Principles of Appropriate Antibiotic Use: Part II. Nonspecific Upper Respiratory Tract Infections
Am Fam Physician. 2001 Aug 1;64(3):510.
Widespread use of antibiotics in agriculture, increased antibiotic use in children and excessive use of antibiotics in adults have caused an increase in antibiotic-resistant organisms in the past decade. To address this issue, the Centers for Disease Control and Prevention (CDC) assembled a panel of national health experts, including physicians with expertise in internal, family, emergency and infectious diseases medicine, to develop evidencebased guidelines for evaluating and treating adults with acute respiratory illness. The goal of the guidelines put together by the CDC and other members of the panel is to provide physicians with practical strategies for limiting antibiotic use to patients who are most likely to benefit. The complete treatment guidelines were published in the March 20, 2001 issue of Annals of Internal Medicine, and they can be viewed online at http://www.annals.org/issues/v134n6/full/200103200-00013.html.
Antibiotics are frequently prescribed for uncomplicated respiratory tract infections. These infections are the second leading condition for which antibiotics are prescribed each year, and they account for 10 percent of all prescriptions annually in ambulatory practice. Physicians have reported that unrealistic patient expectations, patient pressure to prescribe antibiotics and insufficient time to educate patients about the ineffectiveness of antibiotics are some of the reasons that so many prescriptions are written.
Clinical presentation also affects the decision to prescribe an antibiotic. Physicians identify and treat a subset of upper respiratory tract infections primarily characterized by the presence of purulent manifestations. Purulent or green nasal discharge, production of green phlegm, presence of tonsillar exudate and current tobacco use are independent predictors of antibiotic treatment. The more of these factors that are present, the more likely the physician is to prescribe an antibiotic.
The urgency of limiting antibiotic use in ambulatory practice has been fueled by the epidemic increase in antibiotic-resistant Streptococcus pneumoniae, which causes community-acquired bacterial pneumonia, bacterial meningitis, bacterial sinusitis and otitis media. Previous antibiotic use is the most important factor in carriage of and infection with antibiotic-resistant S. pneumoniae. Beyond reducing costs for patients and payers and the risk of side effects, reducing antibiotic use in the community will decrease the number of common antibiotic-resistant pathogens.

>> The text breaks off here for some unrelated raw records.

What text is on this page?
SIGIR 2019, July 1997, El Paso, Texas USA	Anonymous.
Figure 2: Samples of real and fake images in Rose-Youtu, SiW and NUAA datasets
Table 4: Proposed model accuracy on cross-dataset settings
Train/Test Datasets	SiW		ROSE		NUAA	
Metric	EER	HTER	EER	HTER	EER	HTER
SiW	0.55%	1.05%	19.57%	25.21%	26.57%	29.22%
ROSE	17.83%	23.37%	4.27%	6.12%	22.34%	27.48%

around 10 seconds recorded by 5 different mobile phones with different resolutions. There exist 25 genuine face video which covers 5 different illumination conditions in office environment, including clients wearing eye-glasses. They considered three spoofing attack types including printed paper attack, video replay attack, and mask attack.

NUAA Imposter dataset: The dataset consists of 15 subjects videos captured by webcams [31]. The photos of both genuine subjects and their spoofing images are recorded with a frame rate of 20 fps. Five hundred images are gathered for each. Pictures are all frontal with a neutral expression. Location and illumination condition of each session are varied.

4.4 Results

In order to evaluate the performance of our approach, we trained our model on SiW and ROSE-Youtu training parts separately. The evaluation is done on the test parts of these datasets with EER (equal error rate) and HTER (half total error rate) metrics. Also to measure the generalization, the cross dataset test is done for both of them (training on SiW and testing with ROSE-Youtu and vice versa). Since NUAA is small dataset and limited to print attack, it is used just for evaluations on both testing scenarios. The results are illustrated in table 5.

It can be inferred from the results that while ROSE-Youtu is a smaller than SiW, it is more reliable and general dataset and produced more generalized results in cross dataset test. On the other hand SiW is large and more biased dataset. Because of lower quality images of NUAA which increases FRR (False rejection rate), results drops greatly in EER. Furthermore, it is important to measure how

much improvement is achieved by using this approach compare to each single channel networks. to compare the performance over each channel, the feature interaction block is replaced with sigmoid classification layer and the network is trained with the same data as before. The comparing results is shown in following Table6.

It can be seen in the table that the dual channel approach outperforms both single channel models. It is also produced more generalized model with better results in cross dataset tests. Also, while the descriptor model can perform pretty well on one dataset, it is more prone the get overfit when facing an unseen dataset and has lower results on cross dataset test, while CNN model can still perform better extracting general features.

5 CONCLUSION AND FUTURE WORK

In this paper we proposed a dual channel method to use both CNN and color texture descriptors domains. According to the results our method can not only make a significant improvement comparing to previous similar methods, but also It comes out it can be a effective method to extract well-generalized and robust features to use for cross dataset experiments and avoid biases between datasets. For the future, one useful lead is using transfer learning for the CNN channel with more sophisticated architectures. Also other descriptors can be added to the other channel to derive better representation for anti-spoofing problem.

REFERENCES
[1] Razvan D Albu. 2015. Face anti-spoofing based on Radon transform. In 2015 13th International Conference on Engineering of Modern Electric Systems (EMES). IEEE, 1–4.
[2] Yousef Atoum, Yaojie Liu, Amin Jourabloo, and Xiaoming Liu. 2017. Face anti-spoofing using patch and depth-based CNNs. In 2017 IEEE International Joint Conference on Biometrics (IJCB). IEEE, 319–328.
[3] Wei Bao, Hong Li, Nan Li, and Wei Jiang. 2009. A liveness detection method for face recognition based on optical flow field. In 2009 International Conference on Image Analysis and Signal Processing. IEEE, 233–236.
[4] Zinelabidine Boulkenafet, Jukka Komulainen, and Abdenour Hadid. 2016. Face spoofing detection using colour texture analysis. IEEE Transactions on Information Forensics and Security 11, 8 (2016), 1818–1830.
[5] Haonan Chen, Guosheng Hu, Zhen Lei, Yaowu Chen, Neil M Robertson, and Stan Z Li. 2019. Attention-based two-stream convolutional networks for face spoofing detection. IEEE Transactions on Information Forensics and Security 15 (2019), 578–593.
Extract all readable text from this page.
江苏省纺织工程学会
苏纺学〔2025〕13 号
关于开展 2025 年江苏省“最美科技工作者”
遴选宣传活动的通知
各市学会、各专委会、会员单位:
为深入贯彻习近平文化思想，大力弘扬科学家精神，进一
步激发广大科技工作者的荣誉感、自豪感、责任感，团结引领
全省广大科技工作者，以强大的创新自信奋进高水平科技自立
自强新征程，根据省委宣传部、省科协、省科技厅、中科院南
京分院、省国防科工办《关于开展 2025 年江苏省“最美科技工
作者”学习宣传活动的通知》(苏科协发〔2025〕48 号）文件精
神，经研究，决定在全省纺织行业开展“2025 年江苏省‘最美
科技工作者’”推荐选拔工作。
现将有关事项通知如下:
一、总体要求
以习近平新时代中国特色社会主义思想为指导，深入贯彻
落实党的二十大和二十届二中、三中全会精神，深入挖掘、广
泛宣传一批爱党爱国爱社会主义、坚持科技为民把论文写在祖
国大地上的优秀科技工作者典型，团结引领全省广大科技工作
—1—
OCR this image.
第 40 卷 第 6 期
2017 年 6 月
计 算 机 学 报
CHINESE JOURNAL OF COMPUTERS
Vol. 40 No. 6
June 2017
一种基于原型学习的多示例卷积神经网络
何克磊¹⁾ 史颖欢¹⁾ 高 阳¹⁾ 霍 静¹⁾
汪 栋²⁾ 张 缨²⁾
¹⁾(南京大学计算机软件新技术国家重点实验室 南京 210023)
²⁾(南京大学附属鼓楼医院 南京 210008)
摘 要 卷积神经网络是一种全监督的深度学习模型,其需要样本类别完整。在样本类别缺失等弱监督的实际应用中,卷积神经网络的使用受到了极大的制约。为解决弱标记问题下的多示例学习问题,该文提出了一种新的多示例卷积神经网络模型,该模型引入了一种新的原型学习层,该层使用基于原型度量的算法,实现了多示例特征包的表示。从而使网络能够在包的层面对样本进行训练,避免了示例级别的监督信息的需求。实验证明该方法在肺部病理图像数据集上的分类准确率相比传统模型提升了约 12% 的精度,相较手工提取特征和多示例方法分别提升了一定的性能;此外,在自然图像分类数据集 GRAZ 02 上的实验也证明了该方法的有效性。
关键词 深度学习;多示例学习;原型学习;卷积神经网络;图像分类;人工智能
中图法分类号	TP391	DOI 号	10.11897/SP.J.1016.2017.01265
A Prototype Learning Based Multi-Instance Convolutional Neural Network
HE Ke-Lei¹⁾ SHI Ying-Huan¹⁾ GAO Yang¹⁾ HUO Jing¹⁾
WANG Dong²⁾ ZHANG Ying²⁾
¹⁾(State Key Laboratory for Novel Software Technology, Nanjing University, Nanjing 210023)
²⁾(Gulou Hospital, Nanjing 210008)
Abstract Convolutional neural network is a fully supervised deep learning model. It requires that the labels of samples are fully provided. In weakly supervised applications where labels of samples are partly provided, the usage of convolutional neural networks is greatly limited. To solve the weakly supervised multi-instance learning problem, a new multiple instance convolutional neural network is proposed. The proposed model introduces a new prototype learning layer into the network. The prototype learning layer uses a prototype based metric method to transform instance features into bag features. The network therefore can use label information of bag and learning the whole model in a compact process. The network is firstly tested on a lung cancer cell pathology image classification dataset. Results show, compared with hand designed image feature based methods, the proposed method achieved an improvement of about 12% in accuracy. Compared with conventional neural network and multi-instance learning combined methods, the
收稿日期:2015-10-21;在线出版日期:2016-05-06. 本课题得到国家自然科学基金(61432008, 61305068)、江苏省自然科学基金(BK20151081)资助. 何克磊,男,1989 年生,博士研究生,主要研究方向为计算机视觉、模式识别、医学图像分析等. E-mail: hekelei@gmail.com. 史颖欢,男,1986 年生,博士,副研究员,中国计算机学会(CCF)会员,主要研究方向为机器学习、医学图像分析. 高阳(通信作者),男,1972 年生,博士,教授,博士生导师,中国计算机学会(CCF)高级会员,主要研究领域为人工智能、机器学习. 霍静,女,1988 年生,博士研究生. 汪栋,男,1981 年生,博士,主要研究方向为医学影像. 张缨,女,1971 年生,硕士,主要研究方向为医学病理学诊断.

These recommendations apply only to immunocompetent adults with no important comorbid conditions, such as pulmonary or cardiac disease. Along with these guidelines, patient education is fundamental to decreasing unnecessary prescriptions.
In previously healthy adults, the diagnosis of nonspecific upper respiratory tract infection should be used to denote an acute infection that is typically viral in origin and in which sinus, pharyngeal and lower airway symptoms, although frequently present, are not prominent. Most cases of uncomplicated upper respiratory tract infection in adults resolve spontaneously. Symptoms typically last one to two weeks, and most patients feel better within the first week. These infections are predominantly viral in origin, and complications, such as bacterial rhinosinusitis or bacterial pneumonia, are rare.
Antibiotic treatment of adults with nonspecific upper respiratory tract infection is not recommended because it does not enhance illness resolution or alter the rates of uncommon complications.
Purulent nasal discharge and sputum do not predict bacterial infection and patients with these symptoms do not benefit from antibiotic treatment. Antibiotic therapy does not decrease the duration of symptoms or lost work time, or prevent complications.